The order contains about 290 species, inhabiting every continent except Antarctica, and divided into five families: Phasianidae (including chicken, quail, partridges, pheasants, turkeys, peafowl (peacocks) and grouse), Odontophoridae (New World quail), Numididae (guinea fowl), Cracidae (including chachalacas and curassows), and Megapodiidae (incubator birds like malleefowl and brush-turkeys). They have adapted to most environments, except for innermost deserts and perpetual ice.

Many gallinaceous species are skilled runners and escape predators by running rather than flying. Males of most species are more colorful than the females, with often elaborate courtship behaviors that include strutting, fluffing of tail or head feathers, and vocal sounds. They are mainly nonmigratory. Several species have been domesticated during their long and extensive relationships with humans.

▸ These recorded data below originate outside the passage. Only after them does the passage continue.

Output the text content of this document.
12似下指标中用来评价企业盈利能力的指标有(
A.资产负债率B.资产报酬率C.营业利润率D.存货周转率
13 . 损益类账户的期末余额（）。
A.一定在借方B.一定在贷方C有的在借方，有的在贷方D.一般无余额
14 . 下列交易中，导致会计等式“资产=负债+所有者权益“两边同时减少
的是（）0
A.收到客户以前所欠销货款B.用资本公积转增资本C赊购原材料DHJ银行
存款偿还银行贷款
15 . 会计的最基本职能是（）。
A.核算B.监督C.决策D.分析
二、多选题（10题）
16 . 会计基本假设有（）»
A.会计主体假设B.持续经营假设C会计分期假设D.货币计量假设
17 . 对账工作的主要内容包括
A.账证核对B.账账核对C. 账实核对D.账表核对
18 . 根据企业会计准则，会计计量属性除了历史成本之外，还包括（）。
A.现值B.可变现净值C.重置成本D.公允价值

The name galliformes derives from "gallus", Latin for "rooster". Common names are gamefowl or gamebirds, landfowl, gallinaceous birds, or galliforms. Galliforms and waterfowl (order Anseriformes) are collectively called fowl.

The living Galliformes were once divided into seven or more families. Despite their distinctive appearance, grouse and turkeys probably do not warrant separation as families due to their recent origin from partridge- or pheasant-like birds. The turkeys became larger after their ancestors colonized temperate and subtropical North America, where pheasant-sized competitors were absent. The ancestors of grouse, though, adapted to harsh climates and could thereby colonize subarctic regions. Consequently, the Phasianidae are expanded in current taxonomy to include the former Tetraonidae and Meleagrididae as subfamilies.

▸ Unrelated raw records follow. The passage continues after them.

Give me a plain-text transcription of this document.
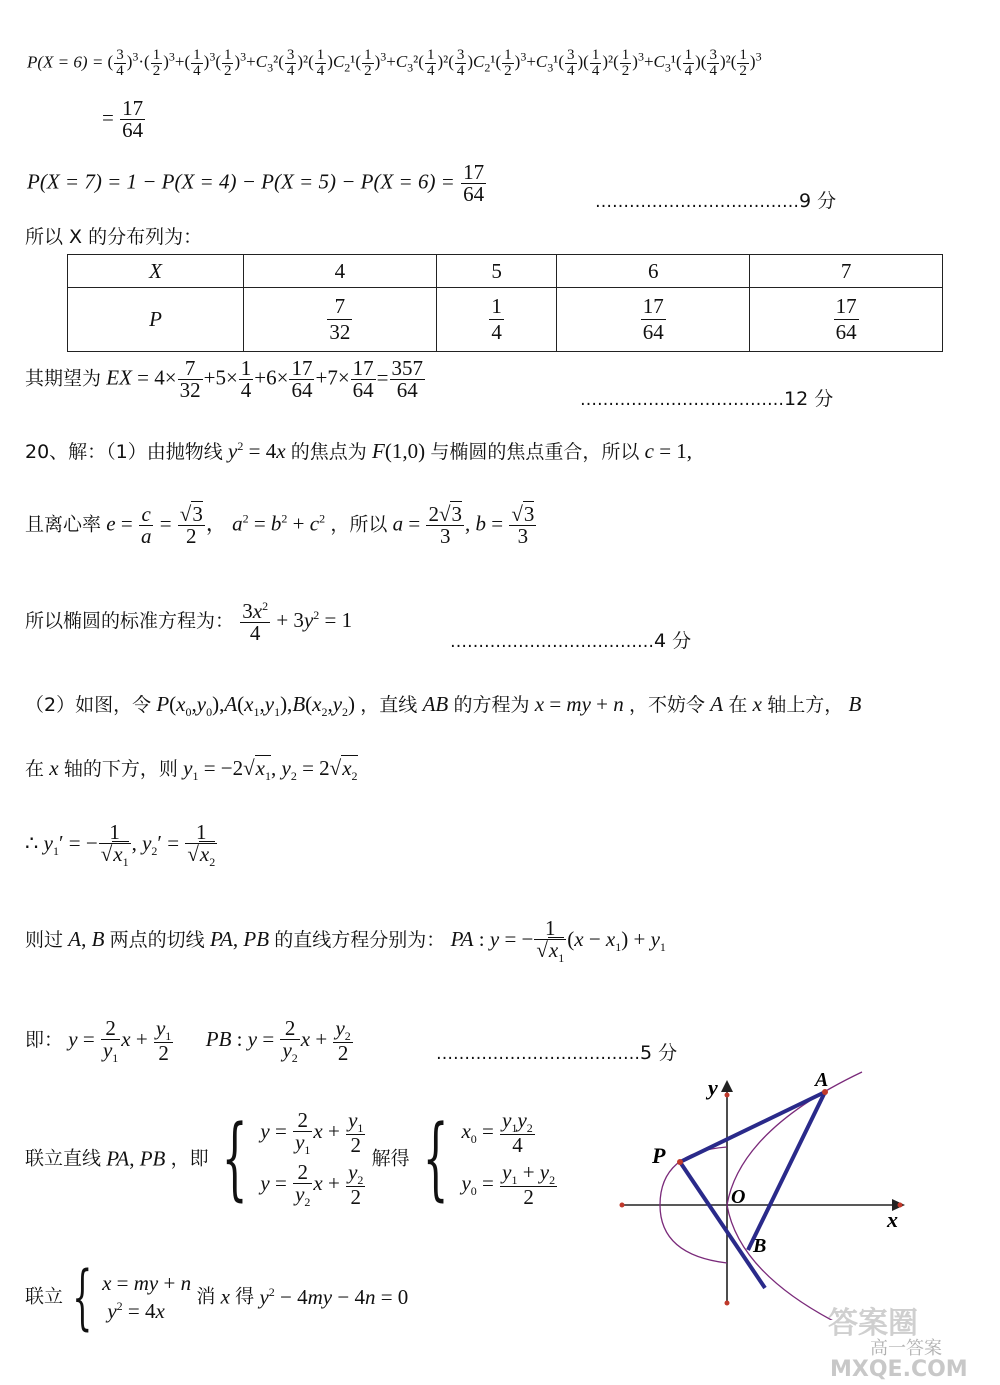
P(X = 6) = ( $\frac{3}{4} )^3\cdot( \frac{1}{2} )^3+( \frac{1}{4} )^3( \frac{1}{2} )^3+C_3^2( \frac{3}{4} )^2( \frac{1}{4} )C_2^1( \frac{1}{2} )^3+C_3^2( \frac{1}{4} )^2( \frac{3}{4} )C_2^1( \frac{1}{2} )^3+C_3^1( \frac{3}{4}$ )( $\frac{1}{4} )^2( \frac{1}{2} )^3+C_3^1( \frac{1}{4}$ )( $\frac{3}{4} )^2( \frac{1}{2} )^3$
= $\frac{17}{64}$
$P(X = 7) = 1 - P(X = 4) - P(X = 5) - P(X = 6) = \frac{17}{64}$	………………………………9 分
所以 X 的分布列为：
X	4	5	6	7
P	$\frac{7}{32}$	$\frac{1}{4}$	$\frac{17}{64}$	$\frac{17}{64}$
其期望为 EX = $4\times \frac{7}{32} +5\times \frac{1}{4} +6\times \frac{17}{64} +7\times \frac{17}{64} = \frac{357}{64}$	………………………………12 分
20、解：（1）由抛物线 $y^2 = 4x$ 的焦点为 F(1,0) 与椭圆的焦点重合，所以 c = 1,
且离心率 $e = \frac{c}{a} = \frac{√3}{2}$ ， $a^2 = b^2 + c^2$ ，所以 $a = \frac{2√3}{3}$ , $b = \frac{√3}{3}$
所以椭圆的标准方程为： $\frac{3x^2}{4} + 3y^2 = 1$
………………………………4 分
（2）如图，令 $P(x_0,y_0),A(x_1,y_1),B(x_2,y_2)$ ，直线 AB 的方程为 x = my + n ，不妨令 A 在 x 轴上方， B
在 x 轴的下方，则 $y_1 = -2√x_1$, $y_2 = 2√x_2$
∴ $y_1'$ = − $\frac{1}{√x_1}$ , $y_2' = \frac{1}{√x_2}$
则过 A, B 两点的切线 PA, PB 的直线方程分别为： PA : y = − $\frac{1}{√x_1} (x - x_1) + y_1$
即： $y = \frac{2}{y_1}$ $x + \frac{y_1}{2}$ PB : $y = \frac{2}{y_2}$ $x + \frac{y_2}{2}$	………………………………5 分
联立直线 PA, PB ，即 { $y = \frac{2}{y_1}$ $x + \frac{y_1}{2}$
$y = \frac{2}{y_2}$ $x + \frac{y_2}{2}$
解得 { $x_0 = \frac{y_1y_2}{4}$
$y_0 = \frac{y_1 + y_2}{2}$
联立 { x = my + n
$y^2 = 4x$
消 x 得 $y^2 - 4my - 4n = 0$
y
x
A
P
O
B
答案圈
高一答案
MXQE.COM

The Anseriformes (waterfowl) and the Galliformes together make up the Galloanserae. They are basal among the living neognathous birds, and normally follow the Paleognathae (ratites and tinamous) in modern bird classification systems. This was first proposed in the Sibley-Ahlquist taxonomy and has been the one major change of that proposed scheme that was almost universally adopted. However, the Galliformes as they were traditionally delimited are called Gallomorphae in the Sibley-Ahlquist taxonomy, which splits the Cracidae and Megapodiidae as an order "Craciformes". This is not a natural group, however, but rather an erroneous result of the now-obsolete phenetic methodology employed in the Sibley-Ahlquist taxonomy. Phenetic studies do not distinguish between plesiomorphic and apomorphic characters, which leads to basal lineages appearing as monophyletic groups.

Historically, the buttonquails (Turnicidae), mesites (Mesitornithidae) and the hoatzin (Opisthocomus hoazin) were placed in the Galliformes, too. The former are now known to be shorebirds adapted to an inland lifestyle, whereas the mesites are probably closely related to pigeons and doves. The relationships of the hoatzin are entirely obscure, and it is usually treated as a monotypic order Opisthocomiformes to signify this.

The fossil record for the Galliformes is incomplete.